The employer chose to voluntarily resolve this issue with the EEOC, without admission of liability, to avoid an extended dispute. The conciliation agreement provides monetary relief of up to $10.125 million to those who are found eligible through a claims process established by the agreement.

Disability Discrimination

A national package delivery company violated federal law, said the EEOC, when it treated a truck driver who was unable able to drive after suffering a minor stroke less favorably than drivers who’d lost the right to drive due to driving while intoxicated. The suit also challenges the company’s current union contract, which requires discrimination in compensation for truckers with disabilities.

The truck driver began working for the company in 2006. After suffering a minor stroke in 2013 and disclosing it during his annual driver physical examination, he was unable to renew his required Department of Transportation (DOT) medical examiner’s certificate. During the nine month period when he was without a certificate, he sought unsuccessfully to be treated the same as workers who couldn’t drive because of convictions for driving while intoxicated. Subsequently, a collective bargaining agreement (CBA) between the company and the Teamsters union formalized the policy of paying drivers who are reassigned to nondriving work due to disability 10% less than drivers who are reassigned for nonmedical reasons.

The EEOC seeks monetary relief for the truck driver, as well as a judgment and order requiring the company to implement policies and practices to prevent future discrimination, including modifying the current CBA with the Teamsters. “Employers must treat employees with disabilities the same as those without disabilities when issuing workplace benefits,” states the EEOC.

Bottom Line

These cases represent just a sampling of current issues before the EEOC. While most employers seek to operate appropriately, a review of these matters can serve as a heads-up when problems exist. Prudence suggests that employers should take extra time to review their own employment policies and correct any practices that are questionable. Resolving those issues in-house is easier and less costly than waiting for the EEOC to be called in to take a look.

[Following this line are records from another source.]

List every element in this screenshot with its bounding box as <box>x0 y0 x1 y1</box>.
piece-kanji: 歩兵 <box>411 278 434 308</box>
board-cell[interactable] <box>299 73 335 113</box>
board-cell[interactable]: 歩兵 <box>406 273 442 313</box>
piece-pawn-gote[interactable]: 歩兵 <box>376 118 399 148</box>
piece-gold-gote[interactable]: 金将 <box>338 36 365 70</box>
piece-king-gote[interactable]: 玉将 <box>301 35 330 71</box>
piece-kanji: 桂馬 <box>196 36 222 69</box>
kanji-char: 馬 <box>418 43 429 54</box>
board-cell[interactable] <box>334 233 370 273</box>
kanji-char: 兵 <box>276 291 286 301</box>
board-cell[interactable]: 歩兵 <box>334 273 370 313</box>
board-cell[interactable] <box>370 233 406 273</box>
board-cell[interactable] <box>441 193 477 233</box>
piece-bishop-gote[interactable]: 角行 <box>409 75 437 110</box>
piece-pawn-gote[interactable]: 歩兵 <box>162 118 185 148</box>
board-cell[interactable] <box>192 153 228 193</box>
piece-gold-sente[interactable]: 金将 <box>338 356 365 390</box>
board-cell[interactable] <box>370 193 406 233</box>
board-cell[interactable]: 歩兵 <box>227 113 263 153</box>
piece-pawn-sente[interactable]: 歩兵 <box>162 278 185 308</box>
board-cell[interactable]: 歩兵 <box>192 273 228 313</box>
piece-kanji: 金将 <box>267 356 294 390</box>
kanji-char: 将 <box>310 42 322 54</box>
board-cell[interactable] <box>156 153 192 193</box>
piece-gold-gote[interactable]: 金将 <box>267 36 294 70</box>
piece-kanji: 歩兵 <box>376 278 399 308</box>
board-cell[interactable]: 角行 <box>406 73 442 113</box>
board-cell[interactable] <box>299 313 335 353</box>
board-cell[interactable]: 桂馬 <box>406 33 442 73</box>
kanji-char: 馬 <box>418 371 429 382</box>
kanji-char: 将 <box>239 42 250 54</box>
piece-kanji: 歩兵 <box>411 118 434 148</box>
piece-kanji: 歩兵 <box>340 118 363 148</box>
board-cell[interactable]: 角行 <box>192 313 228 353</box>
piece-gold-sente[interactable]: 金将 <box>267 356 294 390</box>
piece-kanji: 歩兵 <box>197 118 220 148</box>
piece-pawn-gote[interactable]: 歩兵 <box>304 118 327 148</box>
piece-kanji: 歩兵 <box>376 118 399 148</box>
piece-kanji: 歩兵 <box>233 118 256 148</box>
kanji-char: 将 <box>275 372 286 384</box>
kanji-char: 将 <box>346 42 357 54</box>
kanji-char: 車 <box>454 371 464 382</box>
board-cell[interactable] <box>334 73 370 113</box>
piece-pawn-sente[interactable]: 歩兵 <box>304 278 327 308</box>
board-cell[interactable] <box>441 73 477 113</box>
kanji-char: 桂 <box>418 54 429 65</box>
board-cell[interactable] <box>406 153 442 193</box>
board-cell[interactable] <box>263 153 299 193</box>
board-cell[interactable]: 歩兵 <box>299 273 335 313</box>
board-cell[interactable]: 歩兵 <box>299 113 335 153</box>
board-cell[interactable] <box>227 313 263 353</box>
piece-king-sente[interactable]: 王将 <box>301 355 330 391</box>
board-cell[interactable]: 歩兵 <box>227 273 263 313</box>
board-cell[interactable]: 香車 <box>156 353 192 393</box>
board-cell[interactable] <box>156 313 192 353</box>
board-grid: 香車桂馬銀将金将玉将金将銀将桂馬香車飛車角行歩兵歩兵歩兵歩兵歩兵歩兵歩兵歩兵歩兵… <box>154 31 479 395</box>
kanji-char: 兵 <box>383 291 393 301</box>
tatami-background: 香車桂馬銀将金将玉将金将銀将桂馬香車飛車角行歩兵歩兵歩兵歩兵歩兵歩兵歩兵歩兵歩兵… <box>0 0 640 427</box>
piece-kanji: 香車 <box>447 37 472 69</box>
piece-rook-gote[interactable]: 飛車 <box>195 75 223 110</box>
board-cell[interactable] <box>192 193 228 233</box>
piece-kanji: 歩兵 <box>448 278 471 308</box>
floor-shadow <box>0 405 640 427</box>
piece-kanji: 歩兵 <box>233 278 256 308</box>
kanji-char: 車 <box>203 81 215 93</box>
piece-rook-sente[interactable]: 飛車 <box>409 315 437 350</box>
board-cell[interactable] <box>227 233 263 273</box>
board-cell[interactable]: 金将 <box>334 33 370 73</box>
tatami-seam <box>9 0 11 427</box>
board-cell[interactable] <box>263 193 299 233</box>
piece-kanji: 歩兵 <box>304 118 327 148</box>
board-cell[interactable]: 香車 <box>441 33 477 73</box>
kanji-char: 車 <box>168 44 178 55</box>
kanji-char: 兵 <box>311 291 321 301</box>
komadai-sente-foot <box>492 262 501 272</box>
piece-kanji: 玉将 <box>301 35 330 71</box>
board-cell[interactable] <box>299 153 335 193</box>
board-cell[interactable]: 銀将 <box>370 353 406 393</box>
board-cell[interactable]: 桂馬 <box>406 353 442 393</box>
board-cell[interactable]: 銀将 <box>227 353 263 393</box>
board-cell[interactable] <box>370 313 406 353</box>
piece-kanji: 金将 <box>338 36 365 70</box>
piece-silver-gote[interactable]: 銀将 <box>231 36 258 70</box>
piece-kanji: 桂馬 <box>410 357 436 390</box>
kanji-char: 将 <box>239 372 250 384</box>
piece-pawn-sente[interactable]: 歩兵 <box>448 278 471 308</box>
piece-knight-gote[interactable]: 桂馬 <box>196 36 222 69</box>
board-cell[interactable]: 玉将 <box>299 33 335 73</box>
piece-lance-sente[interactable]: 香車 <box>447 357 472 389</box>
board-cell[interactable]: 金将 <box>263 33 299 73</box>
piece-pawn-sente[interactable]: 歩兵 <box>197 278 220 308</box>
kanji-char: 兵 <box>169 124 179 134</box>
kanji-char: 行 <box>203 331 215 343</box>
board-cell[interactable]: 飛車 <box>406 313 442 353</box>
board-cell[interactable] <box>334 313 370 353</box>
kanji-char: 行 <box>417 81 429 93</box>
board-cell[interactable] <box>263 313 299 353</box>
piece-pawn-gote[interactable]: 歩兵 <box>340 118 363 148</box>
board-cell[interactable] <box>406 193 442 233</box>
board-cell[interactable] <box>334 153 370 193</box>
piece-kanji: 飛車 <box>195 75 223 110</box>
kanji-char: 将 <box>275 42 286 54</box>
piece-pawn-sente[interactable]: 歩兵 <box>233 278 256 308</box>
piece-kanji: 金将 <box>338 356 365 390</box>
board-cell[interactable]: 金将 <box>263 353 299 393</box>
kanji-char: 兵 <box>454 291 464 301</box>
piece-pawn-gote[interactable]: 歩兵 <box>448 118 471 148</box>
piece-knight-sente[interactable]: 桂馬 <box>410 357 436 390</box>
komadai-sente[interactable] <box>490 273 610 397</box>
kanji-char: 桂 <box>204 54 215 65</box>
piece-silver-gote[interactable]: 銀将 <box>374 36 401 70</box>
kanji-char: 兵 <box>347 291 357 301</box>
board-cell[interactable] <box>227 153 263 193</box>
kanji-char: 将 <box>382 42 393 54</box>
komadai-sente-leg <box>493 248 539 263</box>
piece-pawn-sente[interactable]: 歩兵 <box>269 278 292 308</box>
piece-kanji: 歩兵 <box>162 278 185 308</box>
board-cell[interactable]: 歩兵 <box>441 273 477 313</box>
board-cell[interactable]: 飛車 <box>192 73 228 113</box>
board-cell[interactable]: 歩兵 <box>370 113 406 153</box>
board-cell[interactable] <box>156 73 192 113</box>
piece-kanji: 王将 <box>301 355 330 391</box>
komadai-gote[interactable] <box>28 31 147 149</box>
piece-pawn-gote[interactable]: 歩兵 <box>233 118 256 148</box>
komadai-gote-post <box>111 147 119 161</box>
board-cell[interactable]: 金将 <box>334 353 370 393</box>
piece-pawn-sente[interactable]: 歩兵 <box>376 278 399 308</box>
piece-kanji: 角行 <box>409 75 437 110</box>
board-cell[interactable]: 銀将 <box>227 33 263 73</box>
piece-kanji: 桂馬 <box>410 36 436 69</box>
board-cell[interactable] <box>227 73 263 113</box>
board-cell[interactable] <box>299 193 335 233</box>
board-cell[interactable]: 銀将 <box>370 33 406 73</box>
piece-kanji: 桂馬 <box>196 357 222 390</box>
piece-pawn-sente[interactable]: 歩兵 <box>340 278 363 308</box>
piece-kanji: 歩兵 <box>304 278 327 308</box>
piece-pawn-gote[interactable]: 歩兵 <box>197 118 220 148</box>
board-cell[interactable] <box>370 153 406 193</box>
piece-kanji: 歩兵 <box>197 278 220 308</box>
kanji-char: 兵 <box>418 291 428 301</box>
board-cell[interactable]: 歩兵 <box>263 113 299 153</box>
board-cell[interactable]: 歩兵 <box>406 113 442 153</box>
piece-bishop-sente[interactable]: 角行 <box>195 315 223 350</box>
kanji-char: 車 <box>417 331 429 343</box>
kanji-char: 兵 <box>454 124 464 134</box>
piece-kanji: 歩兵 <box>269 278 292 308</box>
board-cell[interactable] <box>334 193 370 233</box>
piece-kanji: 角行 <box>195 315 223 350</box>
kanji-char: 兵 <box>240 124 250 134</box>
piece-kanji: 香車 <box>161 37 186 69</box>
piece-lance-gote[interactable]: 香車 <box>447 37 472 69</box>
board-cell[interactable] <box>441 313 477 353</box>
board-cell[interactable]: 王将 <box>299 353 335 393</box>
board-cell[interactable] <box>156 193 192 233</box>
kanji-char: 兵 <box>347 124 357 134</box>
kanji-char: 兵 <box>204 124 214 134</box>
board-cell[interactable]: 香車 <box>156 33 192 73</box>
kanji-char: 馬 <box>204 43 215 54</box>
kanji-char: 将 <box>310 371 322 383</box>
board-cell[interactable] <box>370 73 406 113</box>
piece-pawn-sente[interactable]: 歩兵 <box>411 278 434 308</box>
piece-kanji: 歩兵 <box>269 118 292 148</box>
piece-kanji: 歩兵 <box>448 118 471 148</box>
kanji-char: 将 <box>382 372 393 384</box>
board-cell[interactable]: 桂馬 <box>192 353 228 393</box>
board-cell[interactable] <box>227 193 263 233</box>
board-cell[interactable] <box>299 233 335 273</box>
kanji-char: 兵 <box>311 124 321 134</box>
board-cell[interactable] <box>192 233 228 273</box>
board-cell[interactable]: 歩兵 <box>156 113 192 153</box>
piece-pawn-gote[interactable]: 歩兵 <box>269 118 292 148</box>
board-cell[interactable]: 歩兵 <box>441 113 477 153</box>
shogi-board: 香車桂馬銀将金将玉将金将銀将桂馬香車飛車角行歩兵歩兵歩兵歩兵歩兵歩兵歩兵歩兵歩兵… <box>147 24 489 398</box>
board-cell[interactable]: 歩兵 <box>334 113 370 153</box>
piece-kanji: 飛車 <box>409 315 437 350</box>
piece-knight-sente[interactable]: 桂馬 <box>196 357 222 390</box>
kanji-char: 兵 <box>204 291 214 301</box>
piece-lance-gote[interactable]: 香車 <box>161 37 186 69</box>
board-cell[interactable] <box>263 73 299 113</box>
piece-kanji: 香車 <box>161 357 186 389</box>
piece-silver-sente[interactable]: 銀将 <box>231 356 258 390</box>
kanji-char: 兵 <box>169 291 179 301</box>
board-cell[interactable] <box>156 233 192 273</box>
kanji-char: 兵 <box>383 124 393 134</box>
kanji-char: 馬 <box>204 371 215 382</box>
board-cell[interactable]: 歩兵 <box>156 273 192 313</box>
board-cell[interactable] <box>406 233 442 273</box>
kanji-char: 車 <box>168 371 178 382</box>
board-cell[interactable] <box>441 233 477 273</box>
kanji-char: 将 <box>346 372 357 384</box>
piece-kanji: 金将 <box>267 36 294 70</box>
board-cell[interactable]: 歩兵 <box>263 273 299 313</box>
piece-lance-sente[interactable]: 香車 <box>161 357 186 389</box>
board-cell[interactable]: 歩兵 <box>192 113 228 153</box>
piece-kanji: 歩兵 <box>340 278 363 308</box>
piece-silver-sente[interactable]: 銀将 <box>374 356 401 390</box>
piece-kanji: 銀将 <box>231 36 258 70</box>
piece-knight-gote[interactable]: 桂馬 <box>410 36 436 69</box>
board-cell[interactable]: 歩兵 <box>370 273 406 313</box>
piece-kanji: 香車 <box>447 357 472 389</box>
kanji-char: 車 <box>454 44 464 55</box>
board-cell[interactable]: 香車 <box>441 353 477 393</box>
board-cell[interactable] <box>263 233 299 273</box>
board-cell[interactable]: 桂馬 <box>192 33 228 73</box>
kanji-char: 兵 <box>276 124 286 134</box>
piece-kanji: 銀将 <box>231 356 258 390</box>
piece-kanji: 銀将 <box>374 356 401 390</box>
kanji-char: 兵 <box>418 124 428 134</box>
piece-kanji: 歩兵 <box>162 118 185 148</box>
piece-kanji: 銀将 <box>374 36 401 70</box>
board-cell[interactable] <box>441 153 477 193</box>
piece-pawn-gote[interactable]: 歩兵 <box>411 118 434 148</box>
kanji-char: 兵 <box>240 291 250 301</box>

Payroll Partners is committed to helping clients stay informed about payroll and human resource news, developments and current events. This article is intended to provide readers with general information on human resources matters. The article does not constitute, and should not be treated as professional advice regarding the use of any particular human resources practice. All efforts have been made to assure the accuracy of the information. Payroll Partners does not assume responsibility for any individual’s reliance upon the information provided in the article. Readers should independently verify all information before applying it to a particular fact situation, and should independently determine the impact of any particular human resources practice. If you are seeking human resources advice, you are encouraged to consult a human resources professional.